Jung'a göre sezgi, içgüdüsel algılama anlamına gelir.67 (...) Somut sezgi, eşyanın gerçekliğine ilişkin algıları, soyut sezgi ise entelektüel bağlantılara ilişkin algıları aktarır.(...)68 Sezgiler, ilkellerin ve çocukların psikolojisinde açıkça görülmektedir. . . Ancak bu durum Jung'un, insan bireyi bütüncül bir bakış açısıyla değerlendirildiğinde tam bir manevi değerlendirmenin gerçekleşeceği anlayışından çok uzaktır.
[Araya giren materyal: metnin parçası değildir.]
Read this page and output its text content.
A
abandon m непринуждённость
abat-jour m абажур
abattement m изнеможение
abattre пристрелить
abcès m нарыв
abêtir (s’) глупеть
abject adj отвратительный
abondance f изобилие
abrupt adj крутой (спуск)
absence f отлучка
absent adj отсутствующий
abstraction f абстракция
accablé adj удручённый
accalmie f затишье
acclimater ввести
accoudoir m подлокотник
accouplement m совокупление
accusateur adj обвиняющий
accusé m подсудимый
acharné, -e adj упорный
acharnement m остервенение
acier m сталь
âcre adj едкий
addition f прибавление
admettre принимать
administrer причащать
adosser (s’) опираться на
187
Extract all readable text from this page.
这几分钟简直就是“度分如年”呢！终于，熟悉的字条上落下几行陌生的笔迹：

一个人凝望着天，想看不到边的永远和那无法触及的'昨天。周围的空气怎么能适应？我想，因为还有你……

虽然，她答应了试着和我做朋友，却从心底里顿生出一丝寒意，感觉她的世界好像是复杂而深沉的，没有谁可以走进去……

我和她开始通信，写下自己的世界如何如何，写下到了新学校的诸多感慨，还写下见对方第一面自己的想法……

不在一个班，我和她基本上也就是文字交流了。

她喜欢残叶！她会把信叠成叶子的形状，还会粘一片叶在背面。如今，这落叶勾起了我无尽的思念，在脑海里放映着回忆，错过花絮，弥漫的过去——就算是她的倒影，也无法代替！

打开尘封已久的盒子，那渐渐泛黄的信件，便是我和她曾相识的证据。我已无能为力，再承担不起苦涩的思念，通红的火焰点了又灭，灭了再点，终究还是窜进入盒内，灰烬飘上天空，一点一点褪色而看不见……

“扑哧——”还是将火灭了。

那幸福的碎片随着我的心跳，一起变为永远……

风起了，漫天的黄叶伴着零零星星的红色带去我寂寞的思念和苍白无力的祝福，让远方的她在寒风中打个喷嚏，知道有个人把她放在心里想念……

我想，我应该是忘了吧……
Jung'un teorisini şekillendiren yaklaşım ve yöntemi ile teorisinin bu bütünlük üzerine kurulu ifadeleri, var olanın (bilinçdışının) incelenmesiyle ilgilidir.
BÖLÜM
BİLİNÇDIŞI DAVRANIŞLARIN KÖKENLERİ
BÖLÜM
GELENEK KALIPLARI VE İÇGÜDÜLER
Gelenekler sıklıkla veya zorla değiştirildiğinde, toplumu destekleyen geleneklerle çok yakından ilişkili olduğundan toplumun kimliği hızla bozulur. Yani resmi olarak bugün karşılaştığımız bir sorun veya önemli bir aktivite sırasında manevi miras yoluyla bize aktarılan etkilerle düşünce, seçim ve davranışlarda bulunuruz. Yukarıda bahsettiğimiz anne-babayla, kardeşlerle, sevgiliyle ya da arkadaşla, öğretmenle ya da doktorla olan ilişkilerde birey benzersizdir.
Geçmişten günümüze insanların çeşitli ihtiyaçlarını karşılamak veya sorunlarını çözmek için oluşturdukları geleneksel kalıplar, ister "ilkel" ister "modern" insan olarak adlandırılsın hepsinde görülmektedir. Jung, Keşfedilmemiş Benlik adlı eserinde ruhlarında bir değişiklik olmadığını, "ilkel" ya da "modern" olarak adlandırdığı insanlarda görülen gelenek kalıplarının ortak noktalarının her zaman aynı olduğuna dikkat çeker. Jung'da insanın bilinçdışından kaynaklanan davranışlar, geleneksel kalıplar içerisinde kültürel davranışlar olarak karşımıza çıkar ve dolaylıdır.
Bu bağlamda Jung'un bilinçdışı ve bilinci tam teşekküllü bir insan tipolojisi idealine entegre etme çabası farklı bir anlam kazandı. Jung gibi düşünen Emile Boutroux'ya göre zihinsel ve ahlaki özellikler toplumlarda azınlık özellikleridir. Ancak Jung'a göre insan fizyolojisini ve bilinçaltını oluşturan bileşenler, mekanikleştirilemeyen alanlar olarak hâlâ insani bir boyut olarak önemini koruyor.
Jung'un ruhsuz bir psikoloji olarak gördüğü psikiyatri bilimine yönelik eleştirisi, madde ve ruhun birbirine indirgendiği ve karışım halinde olduğu bir yapıya sahip olduğu gerçeğine değil, kaynağı anlama çabasına dayanmaktadır. Hormonlara bağlı nedenler, kişinin fizyolojik yapısındaki sinirler, bezler veya beyinde meydana gelen yapısal değişiklikler gibi çeşitli psikiyatrik vakaların görülmesine neden olur. Jung'a göre kişinin kendisiyle ilgili olan gölge (kişisel bilinçdışı) kısmından başlayarak bilinçdışı alanı bir ölçüde aydınlatılabilir veya ortaya çıkarılabilir. Jung, psikiyatri kliniklerinde gözlemlediği hastaların çoğunun asıl sorunlarının nevroz, psikoz gibi bozukluklar olmadığını belirtti.
Jung'a göre hem saf akıldan yoksun olan ve bu bakımdan makine benzeri varlıklara benzeyen insan, hem de geleneğin kalıplarına göre hareket eden insan, eksik insandır. Ancak Jung'un ifadesiyle "tam teşekküllü" bir insan olabilmek için, geleneksel kalıplardan ve saf zekadan yoksun, makine benzeri bir varlık olan insanoğlunun aksine, bilinçli bir zihinle hareket etmek gerekir. Uzun tecrübemde beni etik ilkeleri inkar etmeye, hatta bu konuda basit bir şüpheye sevk eden bir durumla karşılaşmadım; Tam tersine tecrübe ve bilgi arttıkça etik sorun daha da belirginleşti ve ahlaki sorumluluk arttı.